First of all, relax. I don't own a shotgun, live in a trailerpark, or fly the Confederate flag from the back of my pick-up. Truth be told, I've never touched a gun, and I couldn't be more in favor of gun control. So why do I call myself a Shotgun Daddy? Here's a quick story.
When my daughter Alison was born five years ago, my life changed forever, but not just because of all the things you usually hear about -- midnight feedings, constant diaper changes, unconditional love, new tax write-off, etc. Sure, we had all that, but within months it quickly became clear that Alison was the most beautiful little girl imaginable.
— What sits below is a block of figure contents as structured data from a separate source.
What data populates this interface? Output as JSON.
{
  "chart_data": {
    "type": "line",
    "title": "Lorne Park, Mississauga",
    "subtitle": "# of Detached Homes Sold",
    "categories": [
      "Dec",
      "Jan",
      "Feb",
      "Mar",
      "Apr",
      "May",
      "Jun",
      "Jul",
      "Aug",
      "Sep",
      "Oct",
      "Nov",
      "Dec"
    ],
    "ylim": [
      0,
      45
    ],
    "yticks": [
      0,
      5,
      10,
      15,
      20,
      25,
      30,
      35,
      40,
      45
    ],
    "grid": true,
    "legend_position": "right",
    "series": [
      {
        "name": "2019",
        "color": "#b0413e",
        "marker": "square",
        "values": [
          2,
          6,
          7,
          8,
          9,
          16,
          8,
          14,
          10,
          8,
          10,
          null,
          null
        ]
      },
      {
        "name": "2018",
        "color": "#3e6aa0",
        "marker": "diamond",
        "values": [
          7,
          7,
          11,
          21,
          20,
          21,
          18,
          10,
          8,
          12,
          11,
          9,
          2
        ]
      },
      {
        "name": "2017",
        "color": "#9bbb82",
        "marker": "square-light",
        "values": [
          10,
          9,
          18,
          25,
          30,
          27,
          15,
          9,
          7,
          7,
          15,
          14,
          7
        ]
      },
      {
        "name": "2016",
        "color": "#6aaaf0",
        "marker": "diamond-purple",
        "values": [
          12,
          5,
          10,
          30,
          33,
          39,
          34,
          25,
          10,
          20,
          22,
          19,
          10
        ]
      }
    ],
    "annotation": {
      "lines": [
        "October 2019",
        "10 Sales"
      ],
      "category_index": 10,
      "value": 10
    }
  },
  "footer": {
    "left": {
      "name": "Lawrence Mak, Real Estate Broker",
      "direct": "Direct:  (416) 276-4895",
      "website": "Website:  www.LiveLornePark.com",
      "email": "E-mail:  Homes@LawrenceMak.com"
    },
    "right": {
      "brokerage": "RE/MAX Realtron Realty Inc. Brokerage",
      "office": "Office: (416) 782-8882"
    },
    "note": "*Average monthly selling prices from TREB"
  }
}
Whenever we took her out in public -- to the doctor, to visit friends, to a restaurant, even to the mall -- people stopped to tell us how adorable she was. As new parents we were quite flattered, but deep down I wondered, aren't all babies adorable?
At about six months, things started to change. Suddenly these compliments seemed more sincere. "No, really, your daughter is gorgeous." Frequently we heard things like, "You know, people always say that babies are beautiful, but your baby is stunning."
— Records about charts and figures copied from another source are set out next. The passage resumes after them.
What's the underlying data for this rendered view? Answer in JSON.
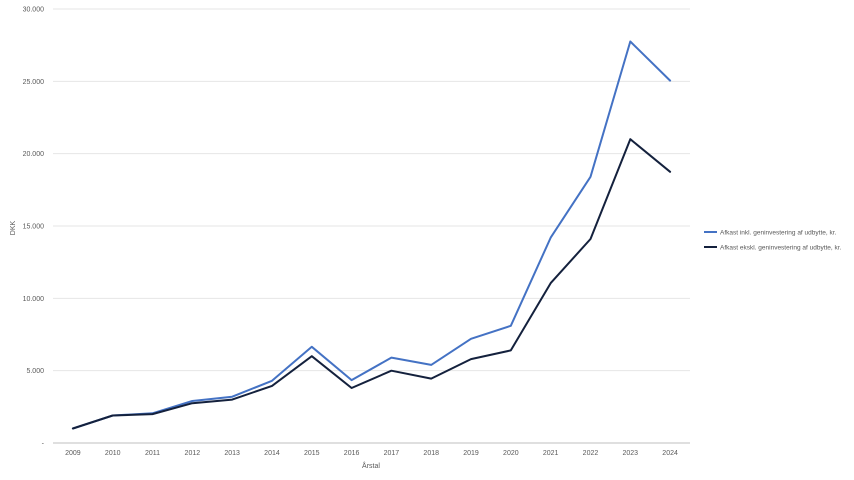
{
  "colors": {
    "series_1": "#4472c4",
    "series_2": "#14213d",
    "grid": "#e6e6e6",
    "axis": "#bfbfbf"
  },
  "chart_data": {
    "type": "line",
    "title": "",
    "xlabel": "Årstal",
    "ylabel": "DKK",
    "grid": true,
    "legend_position": "right",
    "ylim": [
      0,
      30000
    ],
    "yticks": [
      {
        "value": 0,
        "label": "-"
      },
      {
        "value": 5000,
        "label": "5.000"
      },
      {
        "value": 10000,
        "label": "10.000"
      },
      {
        "value": 15000,
        "label": "15.000"
      },
      {
        "value": 20000,
        "label": "20.000"
      },
      {
        "value": 25000,
        "label": "25.000"
      },
      {
        "value": 30000,
        "label": "30.000"
      }
    ],
    "categories": [
      "2009",
      "2010",
      "2011",
      "2012",
      "2013",
      "2014",
      "2015",
      "2016",
      "2017",
      "2018",
      "2019",
      "2020",
      "2021",
      "2022",
      "2023",
      "2024"
    ],
    "series": [
      {
        "name": "Afkast inkl. geninvestering af udbytte, kr.",
        "color": "#4472c4",
        "values": [
          1000,
          1900,
          2050,
          2900,
          3200,
          4300,
          6650,
          4350,
          5900,
          5400,
          7200,
          8100,
          14200,
          18400,
          27750,
          25050
        ]
      },
      {
        "name": "Afkast ekskl. geninvestering af udbytte, kr.",
        "color": "#14213d",
        "values": [
          1000,
          1900,
          2000,
          2750,
          3000,
          3950,
          6000,
          3800,
          5000,
          4450,
          5800,
          6400,
          11050,
          14100,
          21000,
          18750
        ]
      }
    ]
  }
}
Once we were sitting in a restaurant across from tough-looking biker with a long beard and two massive, tattoo-splashed arms. He kept looking our way throughout the meal, and then finally said, "I'm sorry to interrupt your dinner, but I just have to tell you that your daughter is the most beautiful baby I've ever seen." (It's not just my daughter, by the way. After our son Henry was born two years later, friends of friends referred to us as "the family with the beautiful children.")
All of that is nice -- what father doesn't like to hear good things about his children? -- but soon we started hearing something else. It usually came out the same way. The person, often times a complete stranger, would look at my daughter, then look at me, then look at my daughter again before finally turning back to me with a look of pure pity in his eyes. In time, I'd know what was coming before hearing the words: "You're gonna have to get a shotgun."
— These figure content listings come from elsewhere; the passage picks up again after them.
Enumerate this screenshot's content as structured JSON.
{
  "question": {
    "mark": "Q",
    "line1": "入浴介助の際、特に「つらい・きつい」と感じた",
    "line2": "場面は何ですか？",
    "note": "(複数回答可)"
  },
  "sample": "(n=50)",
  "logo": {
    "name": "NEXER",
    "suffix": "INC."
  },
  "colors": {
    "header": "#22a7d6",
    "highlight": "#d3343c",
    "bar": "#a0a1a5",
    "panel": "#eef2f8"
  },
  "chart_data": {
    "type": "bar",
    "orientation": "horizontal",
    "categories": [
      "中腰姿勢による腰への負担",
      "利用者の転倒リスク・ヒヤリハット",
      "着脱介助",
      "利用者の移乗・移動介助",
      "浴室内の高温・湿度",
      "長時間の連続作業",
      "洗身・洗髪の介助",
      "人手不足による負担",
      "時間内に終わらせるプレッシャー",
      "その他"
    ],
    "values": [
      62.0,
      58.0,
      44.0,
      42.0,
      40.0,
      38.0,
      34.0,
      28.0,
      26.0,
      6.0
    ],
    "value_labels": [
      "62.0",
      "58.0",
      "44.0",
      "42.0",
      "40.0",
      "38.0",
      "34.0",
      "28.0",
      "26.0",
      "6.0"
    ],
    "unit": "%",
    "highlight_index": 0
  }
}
I've heard it now dozens of times, and each time I nod my head in somber agreement as I think of the parade of boys who will be calling, instant messaging, and e-mailing in years to come. I think of the sixteen-year-olds who will pull up to the curb in convertible Mustangs, and I begin to rethink my gun control stance. I see eyeliner embargoes, piercing pacts, and tattoo treaties. I get visions of treacherous mini-skirts and flirtatious smiles, and I wonder why my little girl can't be forever five years old.
All of this flashes through my mind in an instant before I respond to the shotgun question.
"You're right, I probably will."
And so it is that I am the Shotgun Daddy. But don't worry. While I plan on writing about the true-to-life adventures of two parents and their three children, I don't plan on boring you with their beauty all the time. That's just the story behind the name. Now if you'll excuse me, I need to make a quick run to WalMart. I'm getting a bit low on shotgun shells.